The organic EL panel to be used in an organic EL display includes an organic film sandwiched between electrodes, the organic film comprising an organic compound. The organic compound emits light by flowing an electrical current between both electrodes. One of the methods for configuring such an organic EL display as a full-color display is a technique using a color filter system. This type of organic EL display device has been disclosed in, e.g., JP-A-9-212106.
In the technique that uses a color filter system to configure an organic EL display as a full-color display, an organic EL element, which emits white light, is combined with color filter layers of three primary colors to realize a full-color organic EL display. FIG. 9 is a schematic view of a portion of a conventional organic EL display device 2. As shown in FIG. 9, the conventional organic EL display device 2 comprises a glass substrate 201, color filters 202 of RGB (red, green and blue) disposed on the glass substrate, and an overcoat layer 203 disposed on the color filters, the overcoat layer being made of a transparent resin, such as an acrylic resin.
Additionally, the overcoat layer has an inorganic solid layer 204 disposed thereon in order to prevent the organic EL element from being deteriorated by a slight amount of moisture, a solvent or an organic compound contained in the color filters 202 and the overcoat layer 203. The inorganic solid layer has transparent conductive layers (anodes) 205 disposed and patterned thereon, and the inorganic solid layer and the transparent conductive layers are covered with an insulating film 206 having openings formed therein.

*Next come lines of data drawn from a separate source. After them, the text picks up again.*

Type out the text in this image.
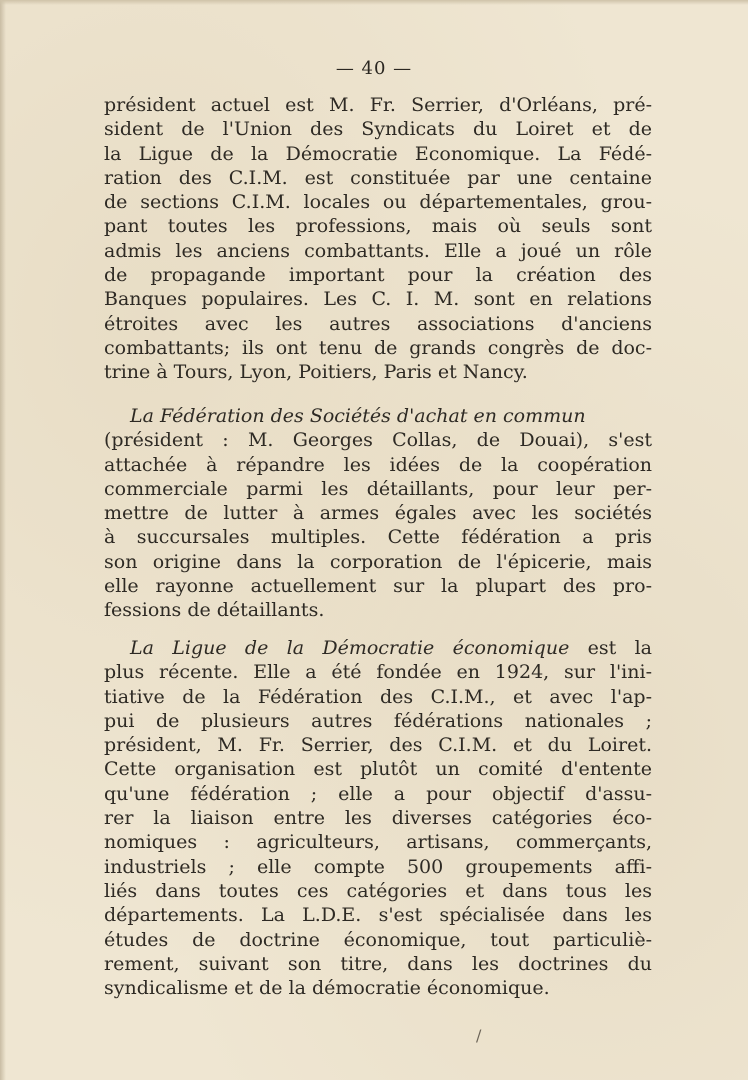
— 40 —
président actuel est M. Fr. Serrier, d'Orléans, pré-
sident de l'Union des Syndicats du Loiret et de
la Ligue de la Démocratie Economique. La Fédé-
ration des C.I.M. est constituée par une centaine
de sections C.I.M. locales ou départementales, grou-
pant toutes les professions, mais où seuls sont
admis les anciens combattants. Elle a joué un rôle
de propagande important pour la création des
Banques populaires. Les C. I. M. sont en relations
étroites avec les autres associations d'anciens
combattants; ils ont tenu de grands congrès de doc-
trine à Tours, Lyon, Poitiers, Paris et Nancy.
La Fédération des Sociétés d'achat en commun
(président : M. Georges Collas, de Douai), s'est
attachée à répandre les idées de la coopération
commerciale parmi les détaillants, pour leur per-
mettre de lutter à armes égales avec les sociétés
à succursales multiples. Cette fédération a pris
son origine dans la corporation de l'épicerie, mais
elle rayonne actuellement sur la plupart des pro-
fessions de détaillants.
La Ligue de la Démocratie économique est la
plus récente. Elle a été fondée en 1924, sur l'ini-
tiative de la Fédération des C.I.M., et avec l'ap-
pui de plusieurs autres fédérations nationales ;
président, M. Fr. Serrier, des C.I.M. et du Loiret.
Cette organisation est plutôt un comité d'entente
qu'une fédération ; elle a pour objectif d'assu-
rer la liaison entre les diverses catégories éco-
nomiques : agriculteurs, artisans, commerçants,
industriels ; elle compte 500 groupements affi-
liés dans toutes ces catégories et dans tous les
départements. La L.D.E. s'est spécialisée dans les
études de doctrine économique, tout particuliè-
rement, suivant son titre, dans les doctrines du
syndicalisme et de la démocratie économique.
/
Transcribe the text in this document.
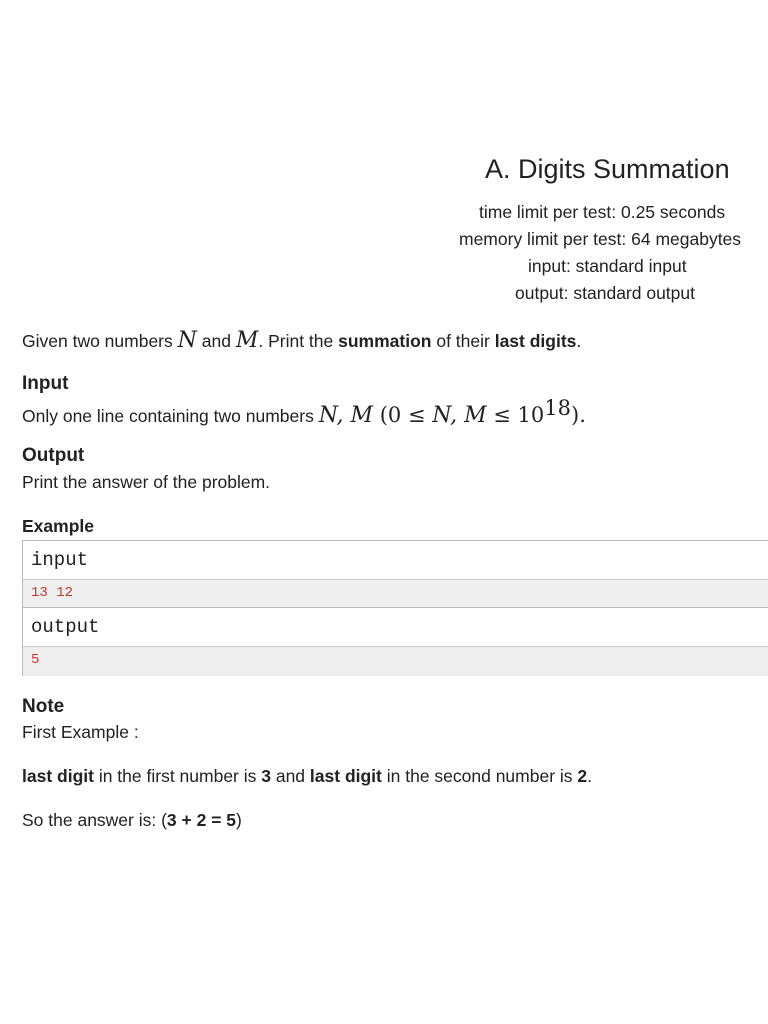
A. Digits Summation
time limit per test: 0.25 seconds
memory limit per test: 64 megabytes
input: standard input
output: standard output
Given two numbers N and M. Print the summation of their last digits.
Input
Only one line containing two numbers N, M (0 ≤ N, $M \le 10^{18}$).
Output
Print the answer of the problem.
Example
input
13 12
output
5
Note
First Example :
last digit in the first number is 3 and last digit in the second number is 2.
So the answer is: (3 + 2 = 5)
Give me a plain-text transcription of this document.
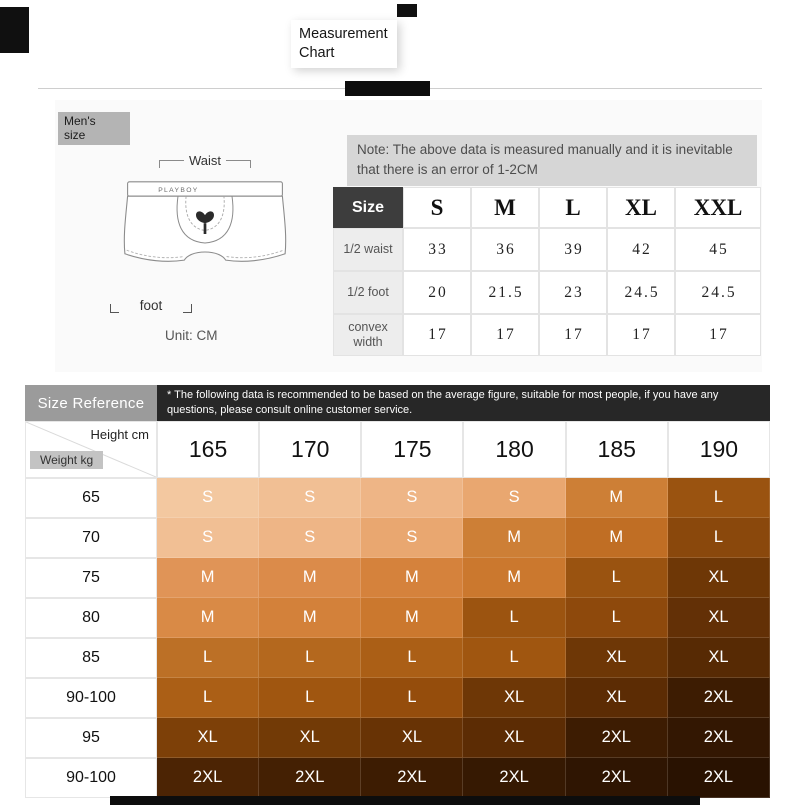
Measurement
Chart
Men's
size
Waist
PLAYBOY
foot
Unit: CM
Note: The above data is measured manually and it is inevitable that there is an error of 1-2CM
Size	S	M	L	XL	XXL
1/2 waist	33	36	39	42	45
1/2 foot	20	21.5	23	24.5	24.5
convex width	17	17	17	17	17
Size Reference	* The following data is recommended to be based on the average figure, suitable for most people, if you have any questions, please consult online customer service.
Height cm
Weight kg	165	170	175	180	185	190
65	S	S	S	S	M	L
70	S	S	S	M	M	L
75	M	M	M	M	L	XL
80	M	M	M	L	L	XL
85	L	L	L	L	XL	XL
90-100	L	L	L	XL	XL	2XL
95	XL	XL	XL	XL	2XL	2XL
90-100	2XL	2XL	2XL	2XL	2XL	2XL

The insulating film has an organic film 207 deposited thereon so as to emit white light, and the organic film has cathodes 208 disposed thereon. When an electrical current flows between a transparent conductive layer (anode) 205 and a cathode 208, the organic film 207 emits white light. The white light, which has been emitted from the organic film 207, passes through the transparent conductive layer (anode) 205 and a color filter 202 transparent conductive layer (anode) 205. The white light enters a desired one of the color filets 202 of RGB to emit a desired color of R, G or B, configuring the organic EL display device as a full-color display. Each of the layers below the organic film 207, i.e., the transparent conductive layers (anodes) 205, the inorganic solid layer 204, the overcoat layer 203 and the glass substrate 201, is made of a transparent material. The organic EL display device also includes supplemental wires to be connected to the cathodes 208, which are not shown in FIG. 9.
The inorganic solid layer 204 protects the organic EL element from the moisture and/or the organic compound as stated above. The inorganic solid layer plays a quite important role in terms of having an effect on yield. When the inorganic solid layer 204 is incompletely disposed, display characteristics are changed. For example, there has been known a problem that since an organic EL element is deteriorated with the lapse of time after completion of the element, non-luminous portions R are caused as shown in FIG. 10. The inorganic solid layer 204 plays a quite important role to protect an organic layer from moisture and/or an organic compound in the organic EL display device. In FIG. 10, the transparent conductive layers (anodes) 205 shown in FIG. 9 are indicated by dotted lines, and separators 111 for formation of the separated cathodes are disposed so as to extend perpendicular to the cathodes.